Methods: The study group included 244 BC patients, while the control group comprised 365 individuals with no evidence of malignancy. Genotyping of GSTM1 (deletion), GSTT1 (deletion), GSTA1 -69C/T (rs3957357), GSTP1 Ile105Val (rs1695), SOD2 Ala16Val (rs4880) and NRF2 -617C/A (rs6721961) in blood genomic DNA was performed by means of real-time PCR assays. The associations between gene polymorphism and BC risk were computed by logistic regression.

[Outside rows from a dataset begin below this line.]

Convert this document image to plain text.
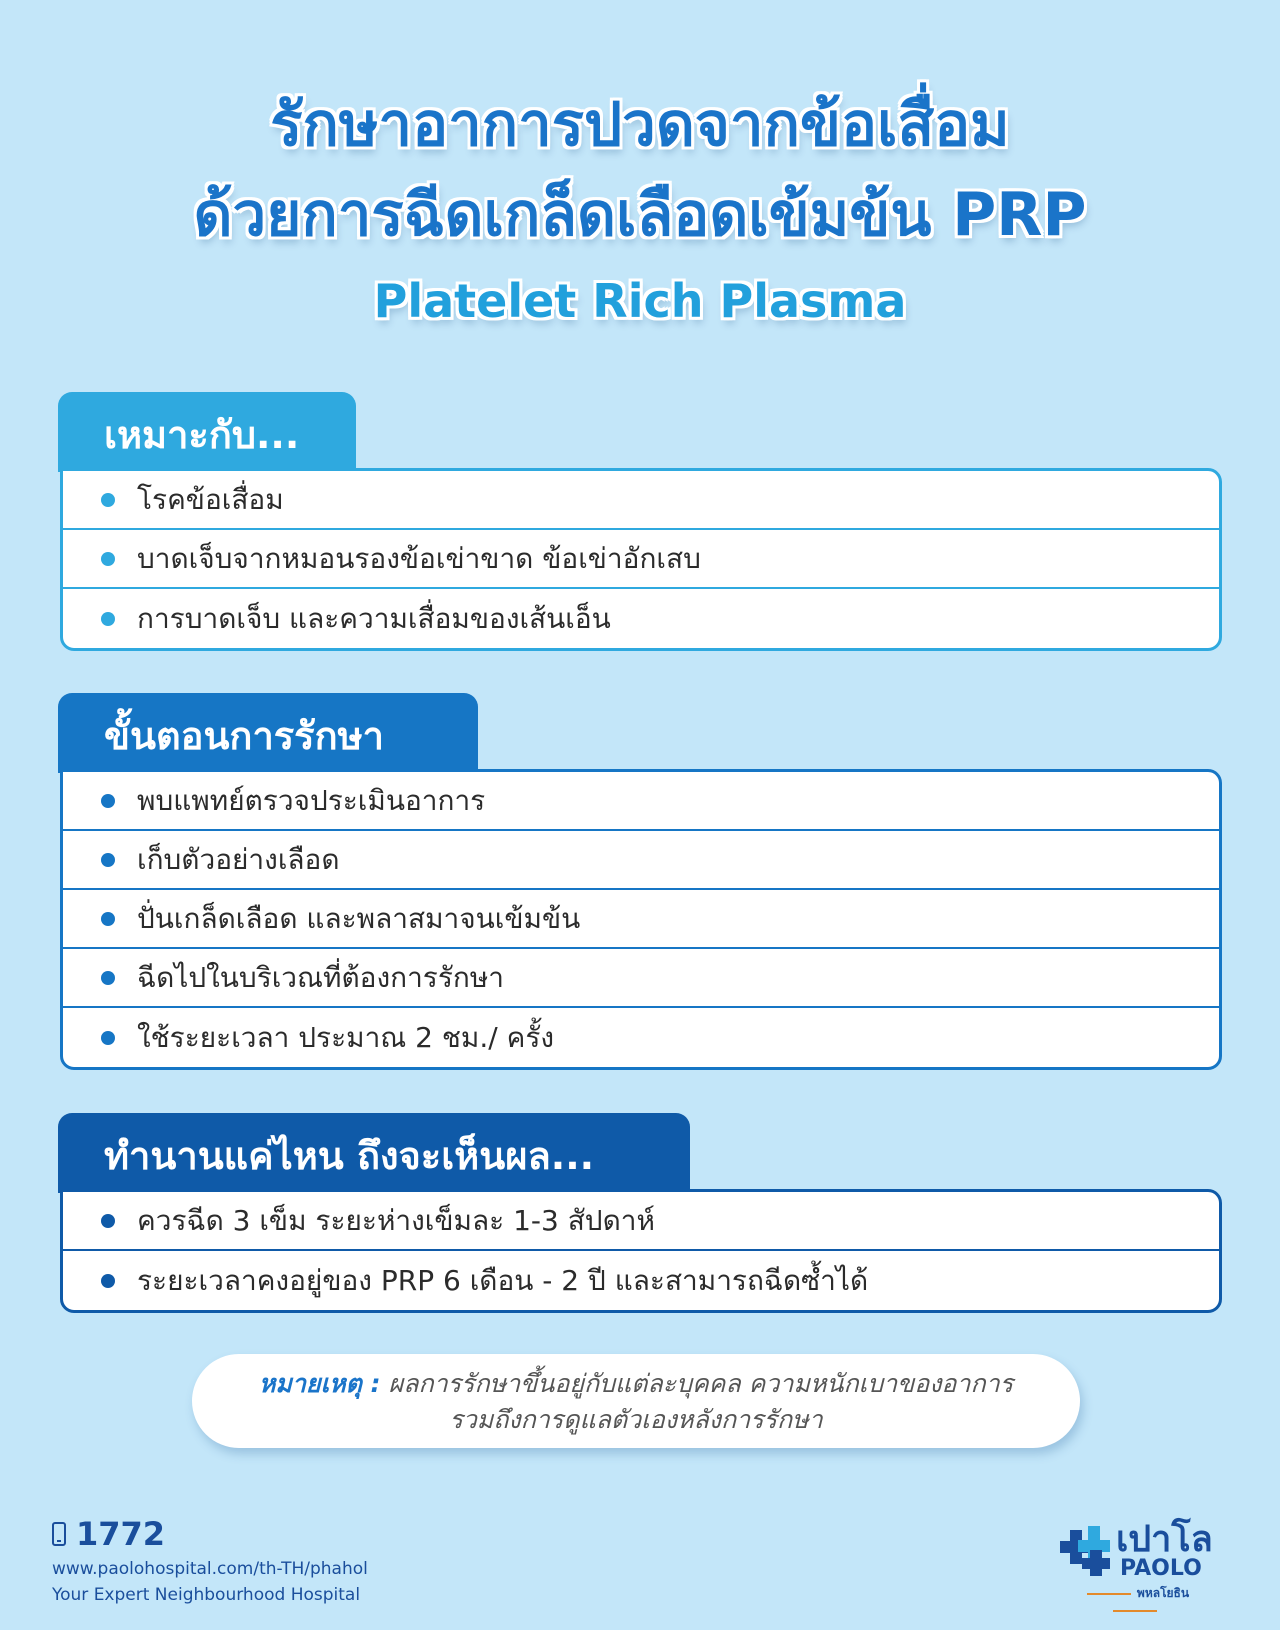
รักษาอาการปวดจากข้อเสื่อม
ด้วยการฉีดเกล็ดเลือดเข้มข้น PRP
Platelet Rich Plasma
เหมาะกับ...
โรคข้อเสื่อม
บาดเจ็บจากหมอนรองข้อเข่าขาด ข้อเข่าอักเสบ
การบาดเจ็บ และความเสื่อมของเส้นเอ็น
ขั้นตอนการรักษา
พบแพทย์ตรวจประเมินอาการ
เก็บตัวอย่างเลือด
ปั่นเกล็ดเลือด และพลาสมาจนเข้มข้น
ฉีดไปในบริเวณที่ต้องการรักษา
ใช้ระยะเวลา ประมาณ 2 ชม./ ครั้ง
ทำนานแค่ไหน ถึงจะเห็นผล...
ควรฉีด 3 เข็ม ระยะห่างเข็มละ 1-3 สัปดาห์
ระยะเวลาคงอยู่ของ PRP 6 เดือน - 2 ปี และสามารถฉีดซ้ำได้
หมายเหตุ : ผลการรักษาขึ้นอยู่กับแต่ละบุคคล ความหนักเบาของอาการ
รวมถึงการดูแลตัวเองหลังการรักษา
1772
www.paolohospital.com/th-TH/phahol
Your Expert Neighbourhood Hospital
เปาโล
PAOLO
พหลโยธิน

Results: The frequency of GSTA1, GSTP1, SOD2 and NRF2 genotypes did not differ in both groups. A significantly higher BC risk was associated with GSTM1 null genotype after adjusting to age, sex and smoking habit (OR 1.85, 95 % CI 1.30-2.62; P = 0.001). GSTT1 null (OR 0.50, 95 % CI 0.31-0.81; P = 0.005) and GSTP1 Val105Val (OR 0.52, 95 % CI 0.27-0.98; P = 0.04) genotypes were associated with reduced BC risk separately or in combination (OR 0.24, 95 % CI 0.11-0.51; P < 0.0001) (P heterogeneity = 0.01). Combined GSTT1 null and SOD2 with at least one 16Val allele among never smokers encompass reduced BC risk (OR 0.14, 95 % CI 0.03-0.63; P = 0.01) (P heterogeneity = 0.04).

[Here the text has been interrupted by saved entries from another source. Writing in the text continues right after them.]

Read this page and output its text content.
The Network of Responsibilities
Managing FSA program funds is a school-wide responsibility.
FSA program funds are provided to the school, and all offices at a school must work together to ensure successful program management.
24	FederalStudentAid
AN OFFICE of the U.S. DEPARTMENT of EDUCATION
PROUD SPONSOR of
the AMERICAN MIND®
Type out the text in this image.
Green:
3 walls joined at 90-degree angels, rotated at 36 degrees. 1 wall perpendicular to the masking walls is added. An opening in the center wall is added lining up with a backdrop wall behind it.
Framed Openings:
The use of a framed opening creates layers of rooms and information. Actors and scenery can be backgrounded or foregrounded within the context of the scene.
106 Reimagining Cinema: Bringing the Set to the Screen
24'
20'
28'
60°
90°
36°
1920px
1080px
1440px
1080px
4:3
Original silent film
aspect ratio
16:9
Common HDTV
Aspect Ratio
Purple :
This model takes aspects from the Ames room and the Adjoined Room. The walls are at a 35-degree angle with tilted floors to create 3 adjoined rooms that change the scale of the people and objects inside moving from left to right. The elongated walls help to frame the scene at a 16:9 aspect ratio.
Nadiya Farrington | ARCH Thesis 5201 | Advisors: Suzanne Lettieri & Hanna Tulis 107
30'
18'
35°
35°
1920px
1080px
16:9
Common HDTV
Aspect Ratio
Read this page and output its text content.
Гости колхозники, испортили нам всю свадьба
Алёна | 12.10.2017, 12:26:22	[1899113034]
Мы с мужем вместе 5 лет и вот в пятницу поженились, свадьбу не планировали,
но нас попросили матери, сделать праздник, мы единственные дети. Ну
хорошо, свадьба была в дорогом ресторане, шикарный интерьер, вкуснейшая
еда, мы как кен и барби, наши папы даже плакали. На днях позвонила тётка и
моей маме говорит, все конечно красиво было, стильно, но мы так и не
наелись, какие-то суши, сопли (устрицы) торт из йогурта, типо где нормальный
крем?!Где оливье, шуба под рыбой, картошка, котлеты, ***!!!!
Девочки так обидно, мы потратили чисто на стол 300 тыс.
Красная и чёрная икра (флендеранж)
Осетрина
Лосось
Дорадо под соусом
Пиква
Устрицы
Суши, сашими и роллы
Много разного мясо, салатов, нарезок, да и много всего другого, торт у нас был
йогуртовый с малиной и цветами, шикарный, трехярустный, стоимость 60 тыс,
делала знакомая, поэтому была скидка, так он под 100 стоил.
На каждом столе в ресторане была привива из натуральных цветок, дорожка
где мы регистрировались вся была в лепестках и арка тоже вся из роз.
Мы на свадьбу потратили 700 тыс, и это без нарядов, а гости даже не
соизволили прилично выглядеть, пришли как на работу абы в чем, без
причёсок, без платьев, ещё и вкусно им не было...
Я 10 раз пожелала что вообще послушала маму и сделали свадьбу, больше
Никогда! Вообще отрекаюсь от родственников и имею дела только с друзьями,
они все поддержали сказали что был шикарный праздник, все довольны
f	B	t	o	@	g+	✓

Conclusions: This study supports hypothesis that GSTM1 null genotype may be a moderate BC risk factor. The gene-gene and gene-environment interactions associated with combined GSTP1/GSTT1 and combined GSTT1/SOD2 genetic polymorphisms along with cigarette smoking habit may play a significant role in BC risk modulation.